Why UPS Really Needs to Find 100,000 Seasonal Workers

October 31, 2019 by Paul Ausick

Back in early September, United Parcel Service Inc. (NYSE: UPS) said that it would hire 100,000 seasonal workers this year to help it deliver the expected glut of holiday packages. The company has announced that level of hiring every year for the past five years or so, but this year the U.S. unemployment rate is just 3.5% (as of September), almost 10% lower than the 3.9% rate in December of last year. Just turning up 100,000 more potential workers is going to be tricky, and hiring them is likely to be more expensive than in the past.

UPS will hold what it calls a “Brown Friday” employment event on Friday, at which it expects to hire half the total of its planned seasonal staff. The event comprises job fairs in more than 185 locations across the United States, and the company said it plans to hire thousands of job seekers “on the spot.”

The company wants to avoid a repeat of the 2017 holiday season when it and rival FedEx Inc. (NYSE: FDX) failed to deliver about 8% of customer packages on time. Not a bad record until we look at how many actual packages were affected. UPS handled some 800 million deliveries during the 2017 holiday season, and FedEx handled another 425 million. That works out to 98 million packages that were delivered late.

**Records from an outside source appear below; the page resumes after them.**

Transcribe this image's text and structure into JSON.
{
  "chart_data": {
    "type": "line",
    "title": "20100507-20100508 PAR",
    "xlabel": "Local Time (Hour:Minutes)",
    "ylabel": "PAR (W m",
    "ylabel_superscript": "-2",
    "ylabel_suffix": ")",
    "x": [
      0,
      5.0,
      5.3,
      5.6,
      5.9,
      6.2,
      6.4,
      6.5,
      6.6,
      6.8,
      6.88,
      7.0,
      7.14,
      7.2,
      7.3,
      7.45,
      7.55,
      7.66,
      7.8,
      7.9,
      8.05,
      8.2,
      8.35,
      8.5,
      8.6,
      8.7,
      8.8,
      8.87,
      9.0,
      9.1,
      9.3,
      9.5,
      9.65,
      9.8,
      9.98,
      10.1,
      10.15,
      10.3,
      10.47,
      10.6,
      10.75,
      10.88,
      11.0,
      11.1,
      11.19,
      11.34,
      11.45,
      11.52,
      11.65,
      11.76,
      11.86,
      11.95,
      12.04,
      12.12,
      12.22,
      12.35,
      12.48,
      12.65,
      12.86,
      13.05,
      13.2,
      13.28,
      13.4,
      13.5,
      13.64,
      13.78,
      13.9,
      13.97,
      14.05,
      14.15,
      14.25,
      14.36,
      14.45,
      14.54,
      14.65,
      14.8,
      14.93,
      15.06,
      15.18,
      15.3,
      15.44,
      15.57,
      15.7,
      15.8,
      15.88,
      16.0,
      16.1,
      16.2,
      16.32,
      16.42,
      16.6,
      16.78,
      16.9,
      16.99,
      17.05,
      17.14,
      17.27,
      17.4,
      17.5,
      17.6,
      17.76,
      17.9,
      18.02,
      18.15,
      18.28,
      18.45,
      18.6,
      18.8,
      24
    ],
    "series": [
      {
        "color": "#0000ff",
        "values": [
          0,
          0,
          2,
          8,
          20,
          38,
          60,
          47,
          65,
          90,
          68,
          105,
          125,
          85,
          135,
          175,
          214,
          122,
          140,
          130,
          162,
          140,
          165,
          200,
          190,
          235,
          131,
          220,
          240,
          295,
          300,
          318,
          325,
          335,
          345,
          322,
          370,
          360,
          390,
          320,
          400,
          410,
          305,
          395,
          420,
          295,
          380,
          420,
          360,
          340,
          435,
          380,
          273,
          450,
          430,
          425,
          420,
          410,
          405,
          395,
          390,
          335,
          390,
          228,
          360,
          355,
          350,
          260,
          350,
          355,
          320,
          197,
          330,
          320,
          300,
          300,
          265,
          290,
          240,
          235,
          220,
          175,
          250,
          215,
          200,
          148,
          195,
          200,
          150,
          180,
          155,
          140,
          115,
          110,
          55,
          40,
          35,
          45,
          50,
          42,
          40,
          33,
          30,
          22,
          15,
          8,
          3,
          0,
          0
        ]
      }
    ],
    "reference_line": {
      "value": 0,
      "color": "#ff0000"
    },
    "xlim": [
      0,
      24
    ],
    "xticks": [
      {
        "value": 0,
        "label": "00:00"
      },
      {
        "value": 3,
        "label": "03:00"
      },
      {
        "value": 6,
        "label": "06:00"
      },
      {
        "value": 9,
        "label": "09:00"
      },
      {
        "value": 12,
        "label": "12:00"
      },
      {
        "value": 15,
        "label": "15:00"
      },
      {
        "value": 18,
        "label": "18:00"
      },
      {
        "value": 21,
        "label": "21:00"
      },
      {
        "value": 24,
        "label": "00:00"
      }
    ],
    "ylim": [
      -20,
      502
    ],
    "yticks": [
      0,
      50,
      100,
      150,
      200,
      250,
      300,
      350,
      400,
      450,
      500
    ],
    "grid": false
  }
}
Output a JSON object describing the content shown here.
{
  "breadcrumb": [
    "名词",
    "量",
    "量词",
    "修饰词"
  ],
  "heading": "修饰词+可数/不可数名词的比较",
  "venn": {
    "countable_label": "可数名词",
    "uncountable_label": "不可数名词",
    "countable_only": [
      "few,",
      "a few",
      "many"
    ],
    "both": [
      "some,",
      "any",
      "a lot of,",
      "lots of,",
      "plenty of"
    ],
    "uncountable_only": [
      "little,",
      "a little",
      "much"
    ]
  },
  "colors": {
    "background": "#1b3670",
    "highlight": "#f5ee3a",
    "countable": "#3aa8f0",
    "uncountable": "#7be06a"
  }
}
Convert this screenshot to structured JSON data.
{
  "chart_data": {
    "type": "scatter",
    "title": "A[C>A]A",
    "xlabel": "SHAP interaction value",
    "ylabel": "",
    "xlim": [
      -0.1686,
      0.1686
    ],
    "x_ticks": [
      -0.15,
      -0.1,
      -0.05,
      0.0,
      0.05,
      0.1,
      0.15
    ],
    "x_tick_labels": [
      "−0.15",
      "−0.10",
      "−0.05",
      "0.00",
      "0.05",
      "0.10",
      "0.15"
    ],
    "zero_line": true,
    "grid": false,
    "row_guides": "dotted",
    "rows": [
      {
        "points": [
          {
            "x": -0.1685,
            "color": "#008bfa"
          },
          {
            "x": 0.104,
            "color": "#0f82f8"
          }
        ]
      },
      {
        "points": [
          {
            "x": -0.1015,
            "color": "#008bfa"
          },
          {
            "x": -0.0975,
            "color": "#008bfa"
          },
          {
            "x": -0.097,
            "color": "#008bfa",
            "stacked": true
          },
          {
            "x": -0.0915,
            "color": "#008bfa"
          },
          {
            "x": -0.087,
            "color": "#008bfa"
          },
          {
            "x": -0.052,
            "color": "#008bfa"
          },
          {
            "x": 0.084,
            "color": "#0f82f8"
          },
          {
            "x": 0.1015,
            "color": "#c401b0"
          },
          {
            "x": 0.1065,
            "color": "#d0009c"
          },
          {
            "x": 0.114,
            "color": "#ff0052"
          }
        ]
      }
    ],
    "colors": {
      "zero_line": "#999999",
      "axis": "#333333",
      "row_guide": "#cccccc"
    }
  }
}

Last year, the two delivery giants and the U.S. Postal Service delivered some 2.15 billion packages during the holiday season between Thanksgiving and New Year’s Day, a total of 32 shipping days. This year there are just 26 shipping days between the two bookends of the season, and that translates into a needed improvement of 29% in the three shippers’ ability to deliver goods on time.

Amazon.com Inc. (NASDAQ: AMZN), which continues to develop its own freight delivery service, led FedEx in August to end its shipping contract with Amazon. And because beauty is in the eye of the beholder, UPS saw the break-up as an opportunity to boost its business and has absorbed a portion of the shipping business that FedEx had with Amazon. Those added packages will also put a strain on UPS’s ability to meet expected delivery schedules this year.

The expected growth of holiday shipments, the abbreviated shipping season and the addition of more business from Amazon are the three hurdles UPS needs to clear in order to avoid another holiday season like the one in 2017 and the ill will it caused, to say nothing of the $125 million in additional operating expenses UPS incurred. The company is betting that wage costs, though they may be higher this year, will be worth the expense if UPS can deliver all those packages on time and continue to build goodwill with consumers and, perhaps, a longer-term business relationship with Amazon.